Pak Adam dan Bu Rosa hanya tersenyum mendengar perkataan mereka.
Gerbang pun dibuka oleh salah satu penjaga rumah.
“Selamat datang Bu-Pak,” kata Pak Santo penjaga di sana, sambil membuka gerbang kemudian membukakan pintu mobil.
 “Ayo masuk,  ajak Pak Adam.
 Begitu sesampainya di rumah, Indah disambut dengan penuh kemeriahan oleh para asisten rumah tangga. Saat mereka masuk para asisten rumah tangga itu membungkuk hormat, menyambut mereka. Kemudian Bu Rosa menunjukan kamar Indah yang sudah ia siapkan sebelumnya untuk menyambut kedatangan anaknya itu.
“Permisi Bu, barang-barangnya mau ditaruh di mana?” kata mbak Sari (pembantu di rumah itu).
“Oh iya, kamu simpan di situ saja. Sari kamu antarkan Cinta ke kamarnya ya!”  kata Bu Rosa.
“Baik Bu,  ayo Non Cinta!”
Cinta pun diantarkan Mbak Sari ke kamarnya, Cinta pun langsung membereskan barang-barangnya. Setelah selesai, Cinta berpikir untuk melihat isi rumah. Cinta berjalan dan melihat setiap ruang di rumah itu. Lalu Cinta terhenti di depan kamar Indah. Dia melihat Indah sedang bersendau gurau dengan Bu Rosa. Sesekali Bu Rosa bertanya kehidupan di panti sambil mengelus-ngelus rambut Indah.
 “Aku ingin merasakan belaian seorang Ibu, di mana orang tua kandungku? Aku selalu berharap setiap pintu panti yang terbuka adalah orang tua kandungku yang mencariku,”  gumam Cinta dalam hati.
Cinta pun mencoba menenangkan perasaannya dengan pergi ke balkon. Di sana, dia melihat pemandangan sekitar sambil sesekali menghela nafas mengingat pertanyaannya barusan.
Di atas balkon itu dia melihat anak laki-laki yang seumuran dengannya sedang melamun di atas balkon rumahnya. Terlihat pembantunya sedang membawa barang-barang, seperti koper. Tak lama Ayahnya menghampirinya. Lelaki  itu menepuk-nepuk pundak anaknya dan mengajaknya pergi.
Sedangkan Cinta masih terpaku pada anak lelaki itu. Cinta menatap matanya dan mencoba mengartikannya. Terlihat pancaran kesedihan dan seperti enggan meninggalkan tempat itu.
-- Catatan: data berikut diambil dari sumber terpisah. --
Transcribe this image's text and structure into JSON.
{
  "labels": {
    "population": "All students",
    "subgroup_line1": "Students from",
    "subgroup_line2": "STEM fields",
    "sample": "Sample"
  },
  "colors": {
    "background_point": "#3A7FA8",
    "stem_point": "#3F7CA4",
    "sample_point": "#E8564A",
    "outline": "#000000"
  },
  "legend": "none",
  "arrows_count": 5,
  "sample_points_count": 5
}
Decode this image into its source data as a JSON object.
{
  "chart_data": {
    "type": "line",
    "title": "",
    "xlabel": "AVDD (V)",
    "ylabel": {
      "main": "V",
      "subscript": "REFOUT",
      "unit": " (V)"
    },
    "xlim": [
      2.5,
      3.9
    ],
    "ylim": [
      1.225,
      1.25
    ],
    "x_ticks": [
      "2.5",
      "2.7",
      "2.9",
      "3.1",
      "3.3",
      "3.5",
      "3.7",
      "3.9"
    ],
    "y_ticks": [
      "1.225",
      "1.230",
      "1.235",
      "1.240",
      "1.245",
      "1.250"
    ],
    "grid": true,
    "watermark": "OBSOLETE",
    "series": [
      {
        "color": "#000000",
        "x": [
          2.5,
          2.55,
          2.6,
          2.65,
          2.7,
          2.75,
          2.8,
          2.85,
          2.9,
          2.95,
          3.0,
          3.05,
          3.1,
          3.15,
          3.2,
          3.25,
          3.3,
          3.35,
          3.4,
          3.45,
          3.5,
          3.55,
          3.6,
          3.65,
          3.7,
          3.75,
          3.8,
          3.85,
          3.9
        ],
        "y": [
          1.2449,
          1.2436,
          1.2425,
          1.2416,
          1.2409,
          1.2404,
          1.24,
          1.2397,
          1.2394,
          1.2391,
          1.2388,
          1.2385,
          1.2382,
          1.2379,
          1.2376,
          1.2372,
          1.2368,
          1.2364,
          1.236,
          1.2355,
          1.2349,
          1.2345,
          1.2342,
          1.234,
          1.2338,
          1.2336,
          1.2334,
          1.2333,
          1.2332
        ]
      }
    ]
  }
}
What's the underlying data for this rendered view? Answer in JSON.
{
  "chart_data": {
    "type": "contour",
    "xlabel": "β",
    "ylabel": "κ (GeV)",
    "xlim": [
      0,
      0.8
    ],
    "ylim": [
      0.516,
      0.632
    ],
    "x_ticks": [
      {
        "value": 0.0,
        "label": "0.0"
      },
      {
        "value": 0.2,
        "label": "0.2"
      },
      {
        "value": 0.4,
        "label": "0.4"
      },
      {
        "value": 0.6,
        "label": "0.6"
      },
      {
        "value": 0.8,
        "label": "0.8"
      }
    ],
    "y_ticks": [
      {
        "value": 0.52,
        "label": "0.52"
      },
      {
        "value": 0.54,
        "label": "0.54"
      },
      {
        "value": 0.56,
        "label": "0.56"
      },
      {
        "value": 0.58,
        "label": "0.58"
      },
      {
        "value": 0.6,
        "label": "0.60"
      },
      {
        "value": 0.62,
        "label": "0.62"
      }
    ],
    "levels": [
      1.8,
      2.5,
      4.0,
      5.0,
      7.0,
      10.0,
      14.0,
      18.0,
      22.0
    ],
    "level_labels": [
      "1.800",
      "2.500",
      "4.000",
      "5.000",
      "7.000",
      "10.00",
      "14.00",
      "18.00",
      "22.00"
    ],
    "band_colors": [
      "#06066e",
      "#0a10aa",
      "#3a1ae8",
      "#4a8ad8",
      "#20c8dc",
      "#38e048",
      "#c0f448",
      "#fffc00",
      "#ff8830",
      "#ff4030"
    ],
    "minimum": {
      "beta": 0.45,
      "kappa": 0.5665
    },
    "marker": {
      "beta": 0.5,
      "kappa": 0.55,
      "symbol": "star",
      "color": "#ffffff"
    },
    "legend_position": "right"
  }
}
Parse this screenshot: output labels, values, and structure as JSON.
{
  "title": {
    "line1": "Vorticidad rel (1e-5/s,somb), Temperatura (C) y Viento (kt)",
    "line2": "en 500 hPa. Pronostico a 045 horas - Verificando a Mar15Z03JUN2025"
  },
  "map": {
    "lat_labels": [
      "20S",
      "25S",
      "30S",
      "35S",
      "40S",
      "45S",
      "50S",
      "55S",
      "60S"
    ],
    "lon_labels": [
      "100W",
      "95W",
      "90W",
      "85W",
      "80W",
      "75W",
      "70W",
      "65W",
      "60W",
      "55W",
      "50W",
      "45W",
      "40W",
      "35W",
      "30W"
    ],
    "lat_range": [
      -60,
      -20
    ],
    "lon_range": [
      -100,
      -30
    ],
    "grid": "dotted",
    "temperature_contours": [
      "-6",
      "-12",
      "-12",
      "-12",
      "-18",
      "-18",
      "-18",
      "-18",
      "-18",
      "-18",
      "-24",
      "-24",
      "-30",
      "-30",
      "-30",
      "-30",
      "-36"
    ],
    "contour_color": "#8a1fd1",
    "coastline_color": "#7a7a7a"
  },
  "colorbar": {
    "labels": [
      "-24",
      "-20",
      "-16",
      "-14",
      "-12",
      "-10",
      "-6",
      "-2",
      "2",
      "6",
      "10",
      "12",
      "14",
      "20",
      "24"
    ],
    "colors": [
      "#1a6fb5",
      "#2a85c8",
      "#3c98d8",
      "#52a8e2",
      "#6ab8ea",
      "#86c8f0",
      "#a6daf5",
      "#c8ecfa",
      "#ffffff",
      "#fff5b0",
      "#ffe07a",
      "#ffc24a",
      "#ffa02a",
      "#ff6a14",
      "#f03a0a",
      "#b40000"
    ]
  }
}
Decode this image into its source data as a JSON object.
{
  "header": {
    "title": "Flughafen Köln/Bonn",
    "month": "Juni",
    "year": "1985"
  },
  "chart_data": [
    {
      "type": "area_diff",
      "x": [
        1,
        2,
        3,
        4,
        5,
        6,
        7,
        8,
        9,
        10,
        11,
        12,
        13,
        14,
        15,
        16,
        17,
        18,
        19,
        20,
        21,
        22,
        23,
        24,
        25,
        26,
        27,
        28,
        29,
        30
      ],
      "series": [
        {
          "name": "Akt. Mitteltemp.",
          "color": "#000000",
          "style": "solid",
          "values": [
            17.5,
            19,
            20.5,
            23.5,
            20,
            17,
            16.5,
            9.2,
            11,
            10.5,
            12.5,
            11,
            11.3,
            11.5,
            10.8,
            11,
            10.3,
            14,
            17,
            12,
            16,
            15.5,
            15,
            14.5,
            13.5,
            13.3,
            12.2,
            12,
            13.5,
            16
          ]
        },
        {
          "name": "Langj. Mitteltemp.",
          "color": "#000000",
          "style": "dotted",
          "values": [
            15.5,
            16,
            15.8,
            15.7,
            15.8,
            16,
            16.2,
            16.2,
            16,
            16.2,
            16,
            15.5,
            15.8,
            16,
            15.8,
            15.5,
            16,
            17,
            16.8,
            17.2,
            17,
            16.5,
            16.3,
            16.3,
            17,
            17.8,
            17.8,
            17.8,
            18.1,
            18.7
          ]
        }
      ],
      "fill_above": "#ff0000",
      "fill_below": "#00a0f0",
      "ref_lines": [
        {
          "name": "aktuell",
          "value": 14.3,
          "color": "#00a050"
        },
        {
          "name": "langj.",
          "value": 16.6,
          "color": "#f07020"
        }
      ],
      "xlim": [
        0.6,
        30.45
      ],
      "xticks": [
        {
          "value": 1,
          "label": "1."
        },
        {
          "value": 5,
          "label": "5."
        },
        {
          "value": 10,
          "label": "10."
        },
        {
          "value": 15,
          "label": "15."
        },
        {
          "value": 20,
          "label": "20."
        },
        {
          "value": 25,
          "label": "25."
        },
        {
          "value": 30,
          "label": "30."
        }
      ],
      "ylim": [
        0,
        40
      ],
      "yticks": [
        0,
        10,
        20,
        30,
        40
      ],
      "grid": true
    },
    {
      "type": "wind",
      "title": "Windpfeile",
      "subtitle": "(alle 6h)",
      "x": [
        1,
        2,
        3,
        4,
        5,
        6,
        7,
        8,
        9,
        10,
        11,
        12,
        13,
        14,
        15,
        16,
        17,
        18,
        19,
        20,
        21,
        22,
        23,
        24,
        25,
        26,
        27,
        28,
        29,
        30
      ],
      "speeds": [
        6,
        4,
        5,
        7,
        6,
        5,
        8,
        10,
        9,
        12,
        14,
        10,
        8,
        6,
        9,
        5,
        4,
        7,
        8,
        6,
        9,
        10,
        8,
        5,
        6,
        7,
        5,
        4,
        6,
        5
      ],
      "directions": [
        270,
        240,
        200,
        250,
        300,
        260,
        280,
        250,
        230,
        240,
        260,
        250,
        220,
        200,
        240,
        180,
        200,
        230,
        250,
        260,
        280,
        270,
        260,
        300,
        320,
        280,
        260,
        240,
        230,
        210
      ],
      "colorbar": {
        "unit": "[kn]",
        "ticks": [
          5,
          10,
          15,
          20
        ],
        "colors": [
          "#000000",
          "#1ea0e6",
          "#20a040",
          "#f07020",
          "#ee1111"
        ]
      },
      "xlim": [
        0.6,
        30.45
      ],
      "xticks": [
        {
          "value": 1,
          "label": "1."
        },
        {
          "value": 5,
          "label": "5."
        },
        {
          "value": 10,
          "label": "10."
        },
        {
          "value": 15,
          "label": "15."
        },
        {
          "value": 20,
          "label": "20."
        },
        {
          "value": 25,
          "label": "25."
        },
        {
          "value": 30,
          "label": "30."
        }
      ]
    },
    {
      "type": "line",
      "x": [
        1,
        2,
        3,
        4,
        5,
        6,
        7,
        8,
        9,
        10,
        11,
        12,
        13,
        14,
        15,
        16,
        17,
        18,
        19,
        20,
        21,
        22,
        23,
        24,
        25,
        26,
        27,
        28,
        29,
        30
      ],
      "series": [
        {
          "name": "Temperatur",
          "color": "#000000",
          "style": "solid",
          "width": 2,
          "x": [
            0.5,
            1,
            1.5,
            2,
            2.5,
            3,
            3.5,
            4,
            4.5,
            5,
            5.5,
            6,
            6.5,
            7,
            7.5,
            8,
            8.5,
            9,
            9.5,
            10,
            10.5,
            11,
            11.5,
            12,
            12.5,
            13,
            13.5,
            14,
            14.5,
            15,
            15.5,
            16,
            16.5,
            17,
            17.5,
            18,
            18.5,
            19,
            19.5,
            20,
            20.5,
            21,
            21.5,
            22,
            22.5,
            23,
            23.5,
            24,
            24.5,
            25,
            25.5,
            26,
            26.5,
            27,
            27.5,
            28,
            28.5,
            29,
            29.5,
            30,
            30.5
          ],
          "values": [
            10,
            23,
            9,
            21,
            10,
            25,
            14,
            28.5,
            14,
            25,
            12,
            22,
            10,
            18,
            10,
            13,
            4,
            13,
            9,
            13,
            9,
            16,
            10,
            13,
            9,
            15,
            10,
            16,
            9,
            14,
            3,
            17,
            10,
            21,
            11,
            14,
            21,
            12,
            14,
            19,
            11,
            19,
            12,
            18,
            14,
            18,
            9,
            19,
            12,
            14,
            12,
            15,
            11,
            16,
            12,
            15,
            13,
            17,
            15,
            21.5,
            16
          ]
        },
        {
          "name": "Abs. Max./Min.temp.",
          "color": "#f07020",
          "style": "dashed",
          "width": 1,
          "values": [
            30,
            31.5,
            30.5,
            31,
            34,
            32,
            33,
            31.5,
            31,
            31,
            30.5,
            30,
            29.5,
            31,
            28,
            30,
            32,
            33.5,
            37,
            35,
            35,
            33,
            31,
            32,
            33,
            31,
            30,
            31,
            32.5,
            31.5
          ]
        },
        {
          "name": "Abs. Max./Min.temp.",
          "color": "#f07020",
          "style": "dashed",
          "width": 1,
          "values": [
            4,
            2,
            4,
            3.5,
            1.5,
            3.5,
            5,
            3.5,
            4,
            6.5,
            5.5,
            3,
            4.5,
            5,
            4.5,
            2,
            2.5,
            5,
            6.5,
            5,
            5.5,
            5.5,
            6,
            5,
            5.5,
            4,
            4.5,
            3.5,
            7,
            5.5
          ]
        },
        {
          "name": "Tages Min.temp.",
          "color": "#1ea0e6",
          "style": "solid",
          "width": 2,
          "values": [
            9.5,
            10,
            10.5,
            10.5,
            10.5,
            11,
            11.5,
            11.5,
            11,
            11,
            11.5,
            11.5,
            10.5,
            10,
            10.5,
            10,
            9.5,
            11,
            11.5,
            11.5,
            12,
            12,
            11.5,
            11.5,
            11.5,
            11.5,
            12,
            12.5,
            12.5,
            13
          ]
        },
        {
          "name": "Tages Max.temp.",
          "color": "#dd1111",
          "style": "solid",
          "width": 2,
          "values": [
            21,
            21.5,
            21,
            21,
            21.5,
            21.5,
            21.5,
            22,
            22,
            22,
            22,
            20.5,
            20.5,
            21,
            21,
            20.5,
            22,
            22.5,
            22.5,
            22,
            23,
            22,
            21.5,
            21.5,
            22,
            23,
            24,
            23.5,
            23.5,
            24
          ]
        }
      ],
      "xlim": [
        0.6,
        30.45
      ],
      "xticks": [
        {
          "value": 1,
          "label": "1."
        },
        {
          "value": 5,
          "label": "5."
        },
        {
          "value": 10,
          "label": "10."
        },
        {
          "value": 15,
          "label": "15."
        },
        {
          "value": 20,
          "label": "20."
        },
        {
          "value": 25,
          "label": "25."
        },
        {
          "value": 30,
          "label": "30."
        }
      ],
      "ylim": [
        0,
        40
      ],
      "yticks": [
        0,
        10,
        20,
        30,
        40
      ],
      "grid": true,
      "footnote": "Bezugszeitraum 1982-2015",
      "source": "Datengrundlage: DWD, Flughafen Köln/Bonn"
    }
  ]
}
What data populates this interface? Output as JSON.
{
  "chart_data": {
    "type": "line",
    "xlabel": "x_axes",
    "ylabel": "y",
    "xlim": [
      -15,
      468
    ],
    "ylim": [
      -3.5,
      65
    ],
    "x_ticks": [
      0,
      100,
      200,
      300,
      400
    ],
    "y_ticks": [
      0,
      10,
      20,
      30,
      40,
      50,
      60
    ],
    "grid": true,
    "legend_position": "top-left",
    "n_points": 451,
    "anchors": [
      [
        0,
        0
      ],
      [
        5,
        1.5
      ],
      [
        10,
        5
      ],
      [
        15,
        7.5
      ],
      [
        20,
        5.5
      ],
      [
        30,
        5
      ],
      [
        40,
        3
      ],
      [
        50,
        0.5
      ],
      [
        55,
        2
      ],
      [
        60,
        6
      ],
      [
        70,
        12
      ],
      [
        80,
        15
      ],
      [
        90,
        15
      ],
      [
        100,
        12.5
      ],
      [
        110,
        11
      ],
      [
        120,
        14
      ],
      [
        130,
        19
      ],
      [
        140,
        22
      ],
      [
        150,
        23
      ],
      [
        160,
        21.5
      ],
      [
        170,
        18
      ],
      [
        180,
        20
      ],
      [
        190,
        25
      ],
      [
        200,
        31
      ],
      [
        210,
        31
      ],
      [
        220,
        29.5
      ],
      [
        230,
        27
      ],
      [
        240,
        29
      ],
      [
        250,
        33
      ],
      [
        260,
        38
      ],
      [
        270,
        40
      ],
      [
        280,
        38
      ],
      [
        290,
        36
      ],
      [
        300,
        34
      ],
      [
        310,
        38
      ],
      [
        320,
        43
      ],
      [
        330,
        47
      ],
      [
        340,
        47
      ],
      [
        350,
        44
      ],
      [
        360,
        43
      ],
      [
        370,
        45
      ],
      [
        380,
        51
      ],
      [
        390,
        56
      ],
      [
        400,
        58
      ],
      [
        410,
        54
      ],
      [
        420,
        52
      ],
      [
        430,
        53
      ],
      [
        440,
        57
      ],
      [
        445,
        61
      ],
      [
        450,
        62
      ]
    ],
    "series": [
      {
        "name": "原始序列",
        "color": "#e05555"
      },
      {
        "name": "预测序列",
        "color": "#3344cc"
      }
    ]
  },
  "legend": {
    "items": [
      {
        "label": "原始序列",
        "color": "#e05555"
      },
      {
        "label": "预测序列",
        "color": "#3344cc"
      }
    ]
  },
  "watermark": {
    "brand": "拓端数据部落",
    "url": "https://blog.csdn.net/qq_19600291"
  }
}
Anak lelaki itu pun melihat ke arah Cinta dan melihat tatapan Cinta ke padanya sembari pergi meninggalkan balkon.


            Saat malam hari Bu Rosa tidur di kamar Indah. Dia bercerita bahwa ulang tahun Indah adalah satu bulan yang lalu. Anggap saja semua barang-barang ini adalah kado ulang tahunmu, karena kami tidak bisa merayakan setiap ulang tahunmu dan tidak berada disampingmu selama ini,” kata Bu Rosa pada Indah.